A new report has highlighted how Nigeria’s political elites for years hid under the cover of the country’s military to steal billions of dollars that would have been channeled into improving the living conditions of the citizens.
Corrupt officials over the years exploited the excessive secrecy of the country’s defence budget to rip off the nation, says the report released Thursday in Abuja by Transparency International Defence And Security.
The 15-years-old war against Boko Haram insurgency has helped pushed up Nigeria’s defence budget and corresponding increase in corruption within the sector, the report said.
A former National Security Adviser, NSA, Sambo Dasuki, is currently standing trial for allegedly mismanaging funds meant for the procurement of weapons to prosecute the war against Boko Haram.
The report repeatedly mentioned Mr. Dasuki’s case as an example of how the country’s defence sector leaves room for exploitation.
The report also mentioned former President Goodluck Jonathan and the late military dictator, Sani Abacha, as some of the nation’s leaders who profited from the inherent weakness in the sector.
According to the report, the stealing is usually done through inflating of procurement contract values and creating of “phantom” defence contracts.
“Such contracts are used as a vehicle for money laundering: facilitated via weak or corrupted Nigerian banks, illicit financial flows are often hidden in property in the UK, United States, South Africa and Dubai,” the report says.
The stealing is done with the active connivance of the country’s military leaders.
“With oil prices at a record low, defence has provided new and lucrative opportunities for the country’s corrupt kleptocrats,” says the report.
“Former military chiefs have stolen as much as US $15 billion – a sum equivalent to half of Nigeria’s foreign currency reserves – through fraudulent arms procurement deals.”
The report, which was prepared in partnership with the Civil Society Legislative Advocacy Centre, CISLAC, is titled, Weaponising Transparency: Defence Procurement Reform As a Counterterrorism Strategy in Nigeria.
Corruption in the defence sector, according to the report, is a major threat to Nigeria’s internal security and political stability.
“Largely unaddressed, it has weakened Nigerian counterterrorism capacity whilst strengthening Boko Haram,” it said.
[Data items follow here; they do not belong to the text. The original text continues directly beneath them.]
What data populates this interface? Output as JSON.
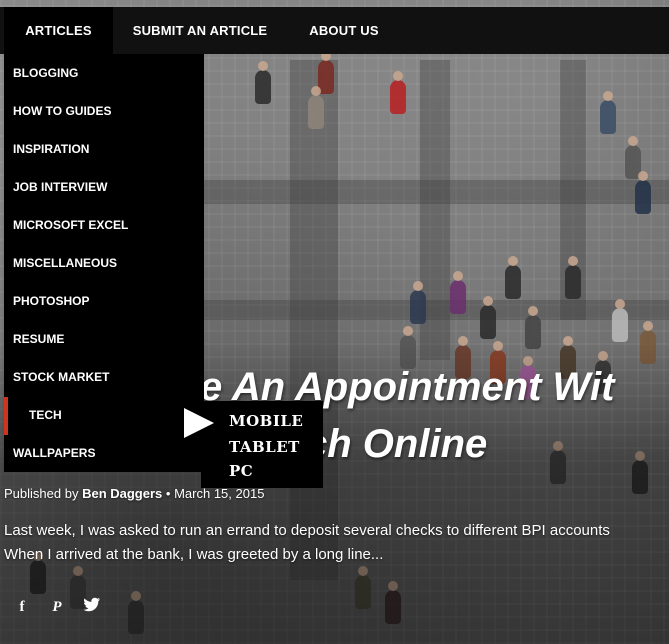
{
  "nav": {
    "items": [
      {
        "label": "ARTICLES"
      },
      {
        "label": "SUBMIT AN ARTICLE"
      },
      {
        "label": "ABOUT US"
      }
    ],
    "active_index": 0
  },
  "dropdown": {
    "items": [
      {
        "label": "BLOGGING"
      },
      {
        "label": "HOW TO GUIDES"
      },
      {
        "label": "INSPIRATION"
      },
      {
        "label": "JOB INTERVIEW"
      },
      {
        "label": "MICROSOFT EXCEL"
      },
      {
        "label": "MISCELLANEOUS"
      },
      {
        "label": "PHOTOSHOP"
      },
      {
        "label": "RESUME"
      },
      {
        "label": "STOCK MARKET"
      },
      {
        "label": "TECH"
      },
      {
        "label": "WALLPAPERS"
      }
    ],
    "hovered_label": "TECH",
    "accent_color": "#d0341e"
  },
  "flyout": {
    "items": [
      {
        "label": "MOBILE"
      },
      {
        "label": "TABLET"
      },
      {
        "label": "PC"
      }
    ]
  },
  "post": {
    "title_line1": "e An Appointment Wit",
    "title_line2": "ch Online",
    "meta_prefix": "Published by",
    "author": "Ben Daggers",
    "date": "March 15, 2015",
    "excerpt_line1": "Last week, I was asked to run an errand to deposit several checks to different BPI accounts",
    "excerpt_line2": "When I arrived at the bank, I was greeted by a long line..."
  },
  "share": {
    "facebook_glyph": "f",
    "pinterest_glyph": "P",
    "twitter_glyph": "t"
  },
  "icons": [
    "facebook-icon",
    "pinterest-icon",
    "twitter-icon",
    "flyout-arrow-icon"
  ]
}
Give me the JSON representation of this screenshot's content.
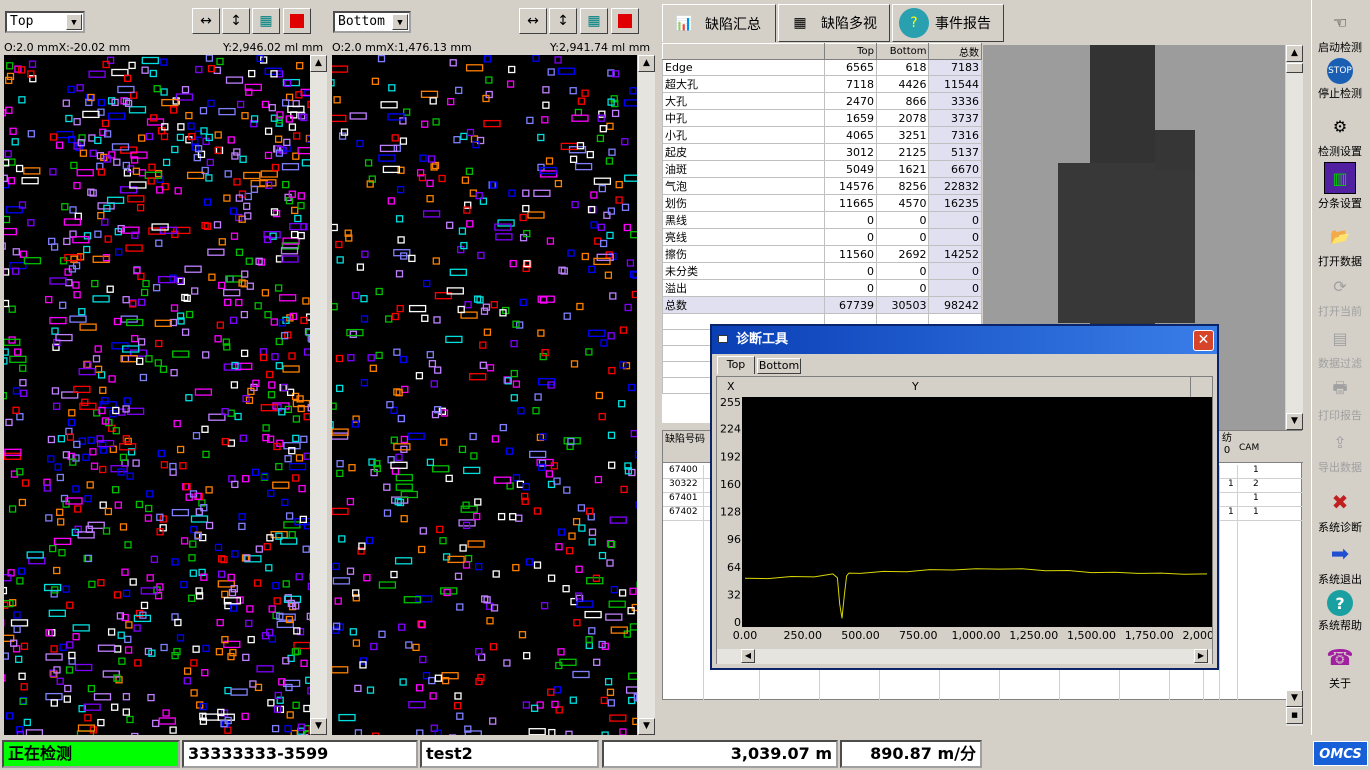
{
  "left_panel": {
    "combo": "Top",
    "coord_left": "O:2.0 mmX:-20.02 mm",
    "coord_right": "Y:2,946.02 ml mm"
  },
  "mid_panel": {
    "combo": "Bottom",
    "coord_left": "O:2.0 mmX:1,476.13 mm",
    "coord_right": "Y:2,941.74 ml mm"
  },
  "tabs": [
    {
      "label": "缺陷汇总",
      "icon": "summary-icon"
    },
    {
      "label": "缺陷多视",
      "icon": "multiview-icon"
    },
    {
      "label": "事件报告",
      "icon": "help-question-icon"
    }
  ],
  "summary": {
    "headers": [
      "",
      "Top",
      "Bottom",
      "总数"
    ],
    "rows": [
      [
        "Edge",
        "6565",
        "618",
        "7183"
      ],
      [
        "超大孔",
        "7118",
        "4426",
        "11544"
      ],
      [
        "大孔",
        "2470",
        "866",
        "3336"
      ],
      [
        "中孔",
        "1659",
        "2078",
        "3737"
      ],
      [
        "小孔",
        "4065",
        "3251",
        "7316"
      ],
      [
        "起皮",
        "3012",
        "2125",
        "5137"
      ],
      [
        "油斑",
        "5049",
        "1621",
        "6670"
      ],
      [
        "气泡",
        "14576",
        "8256",
        "22832"
      ],
      [
        "划伤",
        "11665",
        "4570",
        "16235"
      ],
      [
        "黑线",
        "0",
        "0",
        "0"
      ],
      [
        "亮线",
        "0",
        "0",
        "0"
      ],
      [
        "擦伤",
        "11560",
        "2692",
        "14252"
      ],
      [
        "未分类",
        "0",
        "0",
        "0"
      ],
      [
        "溢出",
        "0",
        "0",
        "0"
      ],
      [
        "总数",
        "67739",
        "30503",
        "98242"
      ]
    ]
  },
  "defect_list": {
    "header_left": "缺陷号码",
    "header_mid": "",
    "header_r1": "纺0",
    "header_r2": "CAM",
    "rows": [
      [
        "67400",
        "",
        "1"
      ],
      [
        "30322",
        "1",
        "2"
      ],
      [
        "67401",
        "",
        "1"
      ],
      [
        "67402",
        "1",
        "1"
      ]
    ]
  },
  "diag": {
    "title": "诊断工具",
    "tabs": [
      "Top",
      "Bottom"
    ],
    "col_x": "X",
    "col_y": "Y",
    "chart_data": {
      "type": "line",
      "xlabel": "",
      "ylabel": "",
      "xlim": [
        0,
        2000
      ],
      "ylim": [
        0,
        255
      ],
      "yticks": [
        "255",
        "224",
        "192",
        "160",
        "128",
        "96",
        "64",
        "32",
        "0"
      ],
      "xticks": [
        "0.00",
        "250.00",
        "500.00",
        "750.00",
        "1,000.00",
        "1,250.00",
        "1,500.00",
        "1,750.00",
        "2,000.00"
      ],
      "series": [
        {
          "color": "#d8d800",
          "x": [
            0,
            100,
            200,
            300,
            380,
            400,
            410,
            420,
            430,
            440,
            450,
            500,
            600,
            700,
            800,
            900,
            1000,
            1100,
            1200,
            1300,
            1400,
            1500,
            1600,
            1700,
            1800,
            1900,
            2000
          ],
          "y": [
            50,
            51,
            52,
            53,
            55,
            52,
            20,
            5,
            30,
            54,
            56,
            57,
            58,
            59,
            60,
            61,
            61,
            62,
            61,
            60,
            59,
            58,
            57,
            57,
            56,
            56,
            55
          ]
        }
      ]
    }
  },
  "toolbar_right": [
    {
      "label": "启动检测",
      "icon": "hand-pointer-icon",
      "enabled": true
    },
    {
      "label": "停止检测",
      "icon": "stop-sign-icon",
      "enabled": true
    },
    {
      "label": "检测设置",
      "icon": "gear-icon",
      "enabled": true
    },
    {
      "label": "分条设置",
      "icon": "split-icon",
      "enabled": true
    },
    {
      "label": "打开数据",
      "icon": "folder-open-icon",
      "enabled": true
    },
    {
      "label": "打开当前",
      "icon": "refresh-icon",
      "enabled": false
    },
    {
      "label": "数据过滤",
      "icon": "filter-icon",
      "enabled": false
    },
    {
      "label": "打印报告",
      "icon": "print-icon",
      "enabled": false
    },
    {
      "label": "导出数据",
      "icon": "export-icon",
      "enabled": false
    },
    {
      "label": "系统诊断",
      "icon": "tools-icon",
      "enabled": true
    },
    {
      "label": "系统退出",
      "icon": "exit-arrow-icon",
      "enabled": true
    },
    {
      "label": "系统帮助",
      "icon": "help-icon",
      "enabled": true
    },
    {
      "label": "关于",
      "icon": "phone-icon",
      "enabled": true
    }
  ],
  "status": {
    "state": "正在检测",
    "job": "33333333-3599",
    "name": "test2",
    "length": "3,039.07 m",
    "speed": "890.87 m/分",
    "logo": "OMCS"
  },
  "colors": {
    "status_green": "#00ff00",
    "title_blue": "#0a246a"
  }
}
The report, though acknowledged President Muhammadu Buhari administration’s effort to tackle corruption in the country’s defence sector.
But it warned that, “Only a holistic reform agenda can deliver the deep, systemic changes and improvements in transparency and accountability needed to prevent the next US $15 billion quietly leaving Nigeria through the back door”.
“Since coming to power in May 2015, President Buhari has taken some bold action in tackling defence sector corruption. Central to his approach have been two ad hoc, temporary audit committees: one investigating spending by the Office of the National Security Adviser and one investigating defence arms and equipment procurement.
“Taking on the defence establishment was a significant move: the evidence uncovered by these probes revealed that several of the country’s former military chiefs, using dozens of companies, together stole as much as US $15 billion.
“President Buhari’s anti-corruption drive is a rare example of senior Nigerian defence and security officials being exposed to criminal investigation. By signalling that military impunity is not without limit, it is undoubtedly a positive step forward,” it said.
State governors in Nigeria are also known to have used the secretive “security votes” as an avenue to steal public funds, the report said.
The report recommends a unified anti-corruption strategy for the defence sector, the extension of public access to defence and security information, and the monitoring of confidential procurements as some of the ways of tackling the problem.
Other recommendations include the sharpening of international focus on fighting corruption in Nigeria, plucking off money laundering loopholes in banks, the extension of whistle-blower protection to cover the defence sector, and regulation of secretive security votes.
“Declassifying how the security vote funds have been spent, after a two-year information embargo, could also enable citizen oversight,” the report said.
Katherine Dixon, Director Transparency International Defence and Security, called for a quick action against corruption in the Nigeria’s defence sector.
“Corruption in Nigeria is not just a problem for Nigerians, but a concern for all of those looking to tackle violent extremism around the world.
“Entering into blind defence deals that ignore the rampant corruption in Nigeria’s defence sector means international partners could inadvertently be giving rise to Boko Haram. Likewise, the doors to allow corrupt officials to launder their ill-gotten gains out of Nigeria should be slammed shut, through the active denial of visas and other domestic legislation that targets corrupt money.
“With Buhari’s first term soon to end, the international community may soon find itself without a Presidential ally in this fight – now is the time to act,” Ms. Dixon said.